Carola Hedberg-Oldfors^1*Ali Zeki Bedir²Kittichate Visuttijai¹Eva Michael³Anders Oldfors¹

• ¹Department of Laboratory Medicine, University of Gothenburg, Gothenburg, Sweden
• ²Cizre State Hospital, Sirnak, Türkiye
• ³Department of Pediatrics, University of Gothenburg, Gothenburg, Sweden

Background: Nemaline myopathy is a rare congenital muscle disorder characterized by the presence of nemaline rods, protein aggregates, in muscle fibers. Pathogenic variants in several genes, most commonly NEB and ACTA1, which encode thin filament proteins of the sarcomere, have been implicated in its etiology. Currently, there is no cure for nemaline myopathy, underscoring the need to identify disease-modifying targets for therapeutic development. Methods: In this study, we employed quantitative nanoscale liquid chromatography-tandem mass spectrometry (LC-MS³) with labeled protein analysis on muscle tissue from five normal controls and seven infants diagnosed with nemaline myopathy due to NEB or ACTA1 pathogenic variants. Results: We identified and quantified 4,846 proteins across all samples, with 183 proteins showing significant dysregulation.
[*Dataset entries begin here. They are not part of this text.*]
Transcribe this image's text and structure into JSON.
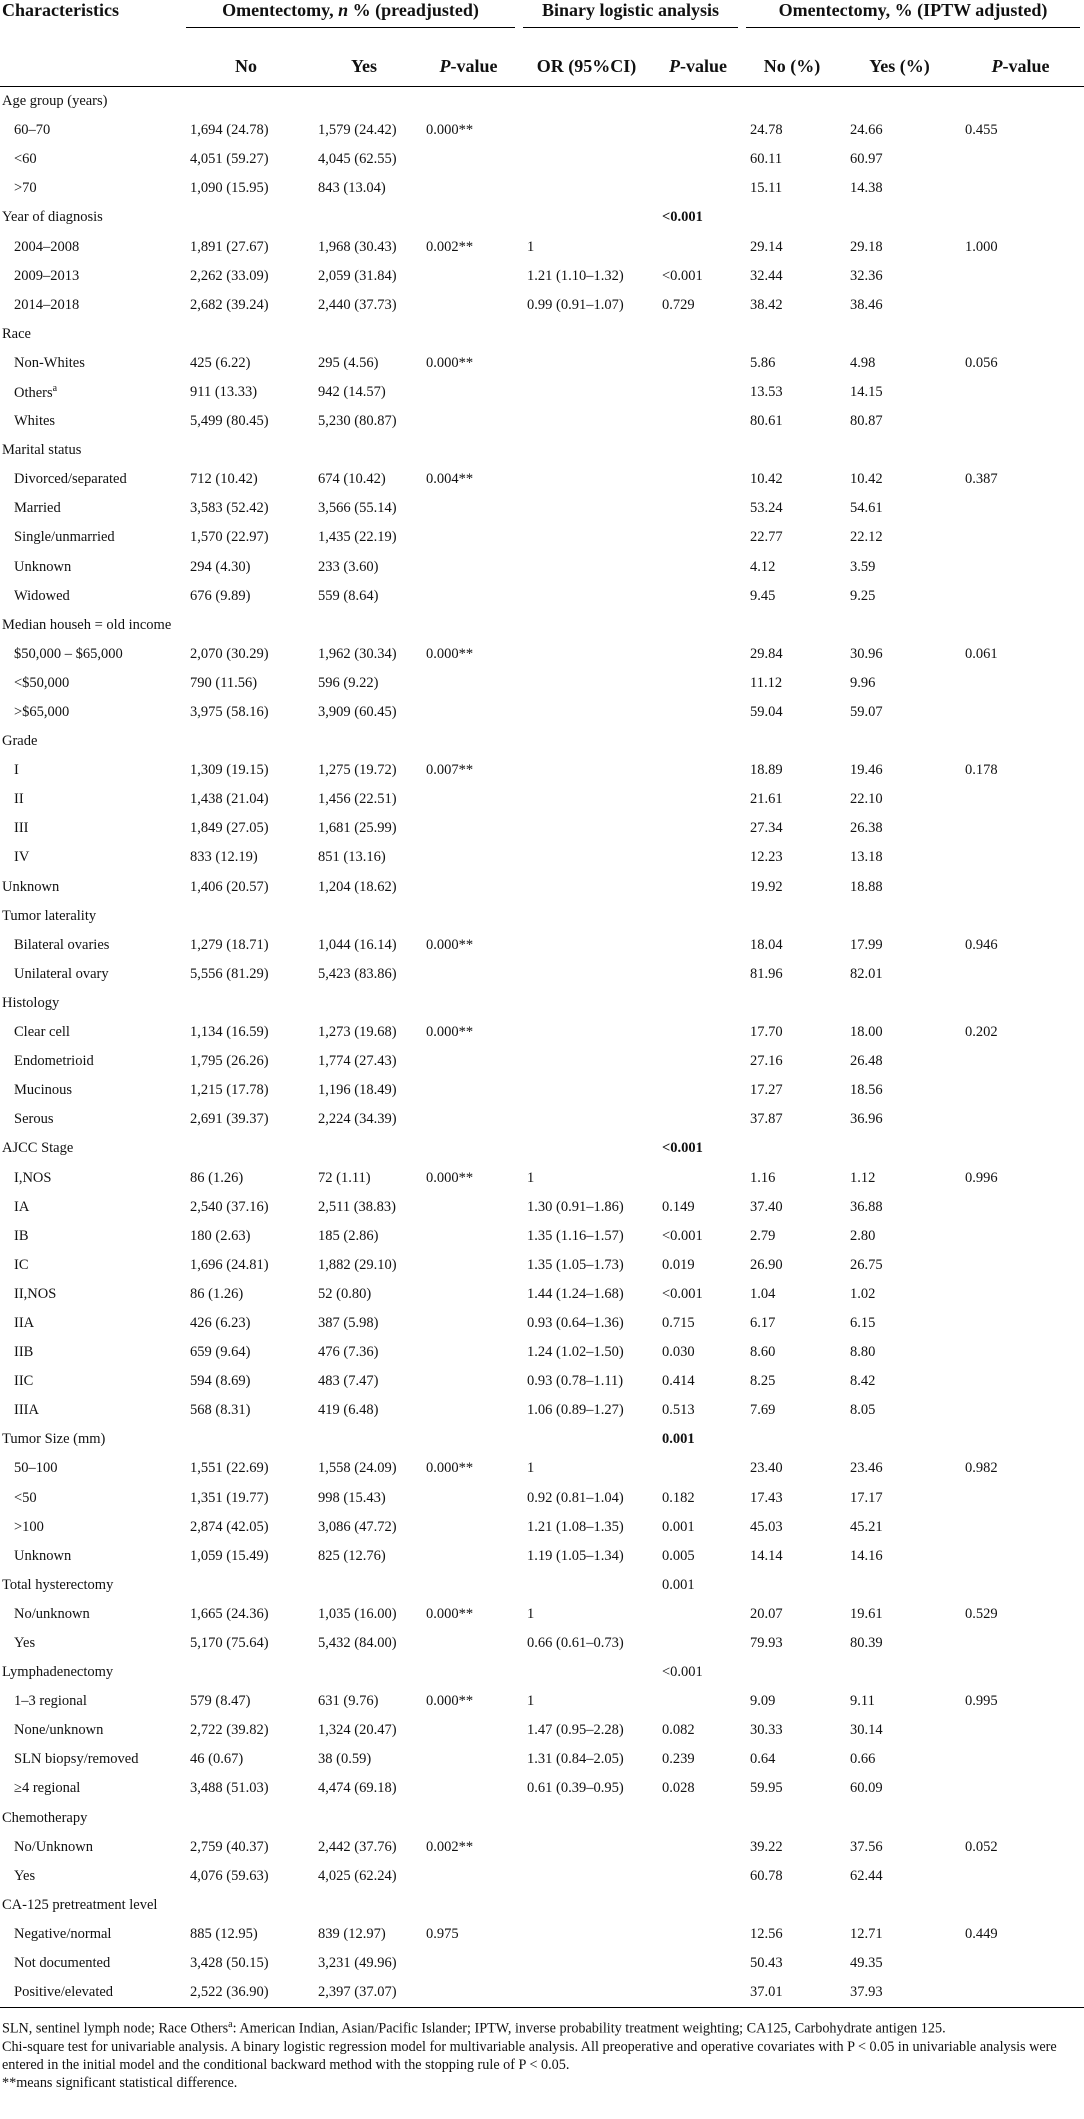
{
  "table": {
    "header_groups": {
      "characteristics": "Characteristics",
      "omentectomy": {
        "before": "Omentectomy, ",
        "italic": "n",
        "after": " % (preadjusted)"
      },
      "binary": "Binary logistic analysis",
      "iptw": "Omentectomy, % (IPTW adjusted)"
    },
    "columns": [
      "No",
      "Yes",
      "P-value",
      "OR (95%CI)",
      "P-value",
      "No (%)",
      "Yes (%)",
      "P-value"
    ],
    "rows": [
      {
        "label": "Age group (years)",
        "level": 0
      },
      {
        "label": "60–70",
        "level": 1,
        "cells": [
          "1,694 (24.78)",
          "1,579 (24.42)",
          "0.000**",
          null,
          null,
          "24.78",
          "24.66",
          "0.455"
        ]
      },
      {
        "label": "<60",
        "level": 1,
        "cells": [
          "4,051 (59.27)",
          "4,045 (62.55)",
          null,
          null,
          null,
          "60.11",
          "60.97",
          null
        ]
      },
      {
        "label": ">70",
        "level": 1,
        "cells": [
          "1,090 (15.95)",
          "843 (13.04)",
          null,
          null,
          null,
          "15.11",
          "14.38",
          null
        ]
      },
      {
        "label": "Year of diagnosis",
        "level": 0,
        "bold_p": true,
        "cells": [
          null,
          null,
          null,
          null,
          "<0.001",
          null,
          null,
          null
        ]
      },
      {
        "label": "2004–2008",
        "level": 1,
        "cells": [
          "1,891 (27.67)",
          "1,968 (30.43)",
          "0.002**",
          "1",
          null,
          "29.14",
          "29.18",
          "1.000"
        ]
      },
      {
        "label": "2009–2013",
        "level": 1,
        "cells": [
          "2,262 (33.09)",
          "2,059 (31.84)",
          null,
          "1.21 (1.10–1.32)",
          "<0.001",
          "32.44",
          "32.36",
          null
        ]
      },
      {
        "label": "2014–2018",
        "level": 1,
        "cells": [
          "2,682 (39.24)",
          "2,440 (37.73)",
          null,
          "0.99 (0.91–1.07)",
          "0.729",
          "38.42",
          "38.46",
          null
        ]
      },
      {
        "label": "Race",
        "level": 0
      },
      {
        "label": "Non-Whites",
        "level": 1,
        "cells": [
          "425 (6.22)",
          "295 (4.56)",
          "0.000**",
          null,
          null,
          "5.86",
          "4.98",
          "0.056"
        ]
      },
      {
        "label": "Others",
        "sup": "a",
        "level": 1,
        "cells": [
          "911 (13.33)",
          "942 (14.57)",
          null,
          null,
          null,
          "13.53",
          "14.15",
          null
        ]
      },
      {
        "label": "Whites",
        "level": 1,
        "cells": [
          "5,499 (80.45)",
          "5,230 (80.87)",
          null,
          null,
          null,
          "80.61",
          "80.87",
          null
        ]
      },
      {
        "label": "Marital status",
        "level": 0
      },
      {
        "label": "Divorced/separated",
        "level": 1,
        "cells": [
          "712 (10.42)",
          "674 (10.42)",
          "0.004**",
          null,
          null,
          "10.42",
          "10.42",
          "0.387"
        ]
      },
      {
        "label": "Married",
        "level": 1,
        "cells": [
          "3,583 (52.42)",
          "3,566 (55.14)",
          null,
          null,
          null,
          "53.24",
          "54.61",
          null
        ]
      },
      {
        "label": "Single/unmarried",
        "level": 1,
        "cells": [
          "1,570 (22.97)",
          "1,435 (22.19)",
          null,
          null,
          null,
          "22.77",
          "22.12",
          null
        ]
      },
      {
        "label": "Unknown",
        "level": 1,
        "cells": [
          "294 (4.30)",
          "233 (3.60)",
          null,
          null,
          null,
          "4.12",
          "3.59",
          null
        ]
      },
      {
        "label": "Widowed",
        "level": 1,
        "cells": [
          "676 (9.89)",
          "559 (8.64)",
          null,
          null,
          null,
          "9.45",
          "9.25",
          null
        ]
      },
      {
        "label": "Median househ = old income",
        "level": 0
      },
      {
        "label": "$50,000 – $65,000",
        "level": 1,
        "cells": [
          "2,070 (30.29)",
          "1,962 (30.34)",
          "0.000**",
          null,
          null,
          "29.84",
          "30.96",
          "0.061"
        ]
      },
      {
        "label": "<$50,000",
        "level": 1,
        "cells": [
          "790 (11.56)",
          "596 (9.22)",
          null,
          null,
          null,
          "11.12",
          "9.96",
          null
        ]
      },
      {
        "label": ">$65,000",
        "level": 1,
        "cells": [
          "3,975 (58.16)",
          "3,909 (60.45)",
          null,
          null,
          null,
          "59.04",
          "59.07",
          null
        ]
      },
      {
        "label": "Grade",
        "level": 0
      },
      {
        "label": "I",
        "level": 1,
        "cells": [
          "1,309 (19.15)",
          "1,275 (19.72)",
          "0.007**",
          null,
          null,
          "18.89",
          "19.46",
          "0.178"
        ]
      },
      {
        "label": "II",
        "level": 1,
        "cells": [
          "1,438 (21.04)",
          "1,456 (22.51)",
          null,
          null,
          null,
          "21.61",
          "22.10",
          null
        ]
      },
      {
        "label": "III",
        "level": 1,
        "cells": [
          "1,849 (27.05)",
          "1,681 (25.99)",
          null,
          null,
          null,
          "27.34",
          "26.38",
          null
        ]
      },
      {
        "label": "IV",
        "level": 1,
        "cells": [
          "833 (12.19)",
          "851 (13.16)",
          null,
          null,
          null,
          "12.23",
          "13.18",
          null
        ]
      },
      {
        "label": "Unknown",
        "level": 0,
        "cells": [
          "1,406 (20.57)",
          "1,204 (18.62)",
          null,
          null,
          null,
          "19.92",
          "18.88",
          null
        ]
      },
      {
        "label": "Tumor laterality",
        "level": 0
      },
      {
        "label": "Bilateral ovaries",
        "level": 1,
        "cells": [
          "1,279 (18.71)",
          "1,044 (16.14)",
          "0.000**",
          null,
          null,
          "18.04",
          "17.99",
          "0.946"
        ]
      },
      {
        "label": "Unilateral ovary",
        "level": 1,
        "cells": [
          "5,556 (81.29)",
          "5,423 (83.86)",
          null,
          null,
          null,
          "81.96",
          "82.01",
          null
        ]
      },
      {
        "label": "Histology",
        "level": 0
      },
      {
        "label": "Clear cell",
        "level": 1,
        "cells": [
          "1,134 (16.59)",
          "1,273 (19.68)",
          "0.000**",
          null,
          null,
          "17.70",
          "18.00",
          "0.202"
        ]
      },
      {
        "label": "Endometrioid",
        "level": 1,
        "cells": [
          "1,795 (26.26)",
          "1,774 (27.43)",
          null,
          null,
          null,
          "27.16",
          "26.48",
          null
        ]
      },
      {
        "label": "Mucinous",
        "level": 1,
        "cells": [
          "1,215 (17.78)",
          "1,196 (18.49)",
          null,
          null,
          null,
          "17.27",
          "18.56",
          null
        ]
      },
      {
        "label": "Serous",
        "level": 1,
        "cells": [
          "2,691 (39.37)",
          "2,224 (34.39)",
          null,
          null,
          null,
          "37.87",
          "36.96",
          null
        ]
      },
      {
        "label": "AJCC Stage",
        "level": 0,
        "bold_p": true,
        "cells": [
          null,
          null,
          null,
          null,
          "<0.001",
          null,
          null,
          null
        ]
      },
      {
        "label": "I,NOS",
        "level": 1,
        "cells": [
          "86 (1.26)",
          "72 (1.11)",
          "0.000**",
          "1",
          null,
          "1.16",
          "1.12",
          "0.996"
        ]
      },
      {
        "label": "IA",
        "level": 1,
        "cells": [
          "2,540 (37.16)",
          "2,511 (38.83)",
          null,
          "1.30 (0.91–1.86)",
          "0.149",
          "37.40",
          "36.88",
          null
        ]
      },
      {
        "label": "IB",
        "level": 1,
        "cells": [
          "180 (2.63)",
          "185 (2.86)",
          null,
          "1.35 (1.16–1.57)",
          "<0.001",
          "2.79",
          "2.80",
          null
        ]
      },
      {
        "label": "IC",
        "level": 1,
        "cells": [
          "1,696 (24.81)",
          "1,882 (29.10)",
          null,
          "1.35 (1.05–1.73)",
          "0.019",
          "26.90",
          "26.75",
          null
        ]
      },
      {
        "label": "II,NOS",
        "level": 1,
        "cells": [
          "86 (1.26)",
          "52 (0.80)",
          null,
          "1.44 (1.24–1.68)",
          "<0.001",
          "1.04",
          "1.02",
          null
        ]
      },
      {
        "label": "IIA",
        "level": 1,
        "cells": [
          "426 (6.23)",
          "387 (5.98)",
          null,
          "0.93 (0.64–1.36)",
          "0.715",
          "6.17",
          "6.15",
          null
        ]
      },
      {
        "label": "IIB",
        "level": 1,
        "cells": [
          "659 (9.64)",
          "476 (7.36)",
          null,
          "1.24 (1.02–1.50)",
          "0.030",
          "8.60",
          "8.80",
          null
        ]
      },
      {
        "label": "IIC",
        "level": 1,
        "cells": [
          "594 (8.69)",
          "483 (7.47)",
          null,
          "0.93 (0.78–1.11)",
          "0.414",
          "8.25",
          "8.42",
          null
        ]
      },
      {
        "label": "IIIA",
        "level": 1,
        "cells": [
          "568 (8.31)",
          "419 (6.48)",
          null,
          "1.06 (0.89–1.27)",
          "0.513",
          "7.69",
          "8.05",
          null
        ]
      },
      {
        "label": "Tumor Size (mm)",
        "level": 0,
        "bold_p": true,
        "cells": [
          null,
          null,
          null,
          null,
          "0.001",
          null,
          null,
          null
        ]
      },
      {
        "label": "50–100",
        "level": 1,
        "cells": [
          "1,551 (22.69)",
          "1,558 (24.09)",
          "0.000**",
          "1",
          null,
          "23.40",
          "23.46",
          "0.982"
        ]
      },
      {
        "label": "<50",
        "level": 1,
        "cells": [
          "1,351 (19.77)",
          "998 (15.43)",
          null,
          "0.92 (0.81–1.04)",
          "0.182",
          "17.43",
          "17.17",
          null
        ]
      },
      {
        "label": ">100",
        "level": 1,
        "cells": [
          "2,874 (42.05)",
          "3,086 (47.72)",
          null,
          "1.21 (1.08–1.35)",
          "0.001",
          "45.03",
          "45.21",
          null
        ]
      },
      {
        "label": "Unknown",
        "level": 1,
        "cells": [
          "1,059 (15.49)",
          "825 (12.76)",
          null,
          "1.19 (1.05–1.34)",
          "0.005",
          "14.14",
          "14.16",
          null
        ]
      },
      {
        "label": "Total hysterectomy",
        "level": 0,
        "cells": [
          null,
          null,
          null,
          null,
          "0.001",
          null,
          null,
          null
        ]
      },
      {
        "label": "No/unknown",
        "level": 1,
        "cells": [
          "1,665 (24.36)",
          "1,035 (16.00)",
          "0.000**",
          "1",
          null,
          "20.07",
          "19.61",
          "0.529"
        ]
      },
      {
        "label": "Yes",
        "level": 1,
        "cells": [
          "5,170 (75.64)",
          "5,432 (84.00)",
          null,
          "0.66 (0.61–0.73)",
          null,
          "79.93",
          "80.39",
          null
        ]
      },
      {
        "label": "Lymphadenectomy",
        "level": 0,
        "cells": [
          null,
          null,
          null,
          null,
          "<0.001",
          null,
          null,
          null
        ]
      },
      {
        "label": "1–3 regional",
        "level": 1,
        "cells": [
          "579 (8.47)",
          "631 (9.76)",
          "0.000**",
          "1",
          null,
          "9.09",
          "9.11",
          "0.995"
        ]
      },
      {
        "label": "None/unknown",
        "level": 1,
        "cells": [
          "2,722 (39.82)",
          "1,324 (20.47)",
          null,
          "1.47 (0.95–2.28)",
          "0.082",
          "30.33",
          "30.14",
          null
        ]
      },
      {
        "label": "SLN biopsy/removed",
        "level": 1,
        "cells": [
          "46 (0.67)",
          "38 (0.59)",
          null,
          "1.31 (0.84–2.05)",
          "0.239",
          "0.64",
          "0.66",
          null
        ]
      },
      {
        "label": "≥4 regional",
        "level": 1,
        "cells": [
          "3,488 (51.03)",
          "4,474 (69.18)",
          null,
          "0.61 (0.39–0.95)",
          "0.028",
          "59.95",
          "60.09",
          null
        ]
      },
      {
        "label": "Chemotherapy",
        "level": 0
      },
      {
        "label": "No/Unknown",
        "level": 1,
        "cells": [
          "2,759 (40.37)",
          "2,442 (37.76)",
          "0.002**",
          null,
          null,
          "39.22",
          "37.56",
          "0.052"
        ]
      },
      {
        "label": "Yes",
        "level": 1,
        "cells": [
          "4,076 (59.63)",
          "4,025 (62.24)",
          null,
          null,
          null,
          "60.78",
          "62.44",
          null
        ]
      },
      {
        "label": "CA-125 pretreatment level",
        "level": 0
      },
      {
        "label": "Negative/normal",
        "level": 1,
        "cells": [
          "885 (12.95)",
          "839 (12.97)",
          "0.975",
          null,
          null,
          "12.56",
          "12.71",
          "0.449"
        ]
      },
      {
        "label": "Not documented",
        "level": 1,
        "cells": [
          "3,428 (50.15)",
          "3,231 (49.96)",
          null,
          null,
          null,
          "50.43",
          "49.35",
          null
        ]
      },
      {
        "label": "Positive/elevated",
        "level": 1,
        "cells": [
          "2,522 (36.90)",
          "2,397 (37.07)",
          null,
          null,
          null,
          "37.01",
          "37.93",
          null
        ]
      }
    ],
    "footnotes": {
      "first": {
        "before": "SLN, sentinel lymph node; Race Others",
        "sup": "a",
        "after": ": American Indian, Asian/Pacific Islander; IPTW, inverse probability treatment weighting; CA125, Carbohydrate antigen 125."
      },
      "second": "Chi-square test for univariable analysis. A binary logistic regression model for multivariable analysis. All preoperative and operative covariates with P < 0.05 in univariable analysis were entered in the initial model and the conditional backward method with the stopping rule of P < 0.05.",
      "third": "**means significant statistical difference."
    }
  }
}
Protein–protein interaction analysis revealed nine upregulated, muscle-specific proteins: NRAP, FBXO40, TRIM63, TRIM54, ALPK3, XIRP1, ANKRD2, LMOD2, and CSRP3. Further pathway analysis indicated upregulation of protein synthesis and proteasomal degradation processes, alongside downregulation of glycolysis. Notably, the dysregulated proteins and pathways were consistent across both genetic subtypes, suggesting shared molecular mechanisms underlying the disease. Conclusion: This proteomic profiling study has identified key dysregulated proteins and pathways in infantile nemaline myopathy. These findings advance our understanding of the disease's molecular basis and highlight candidate targets for future therapeutic intervention.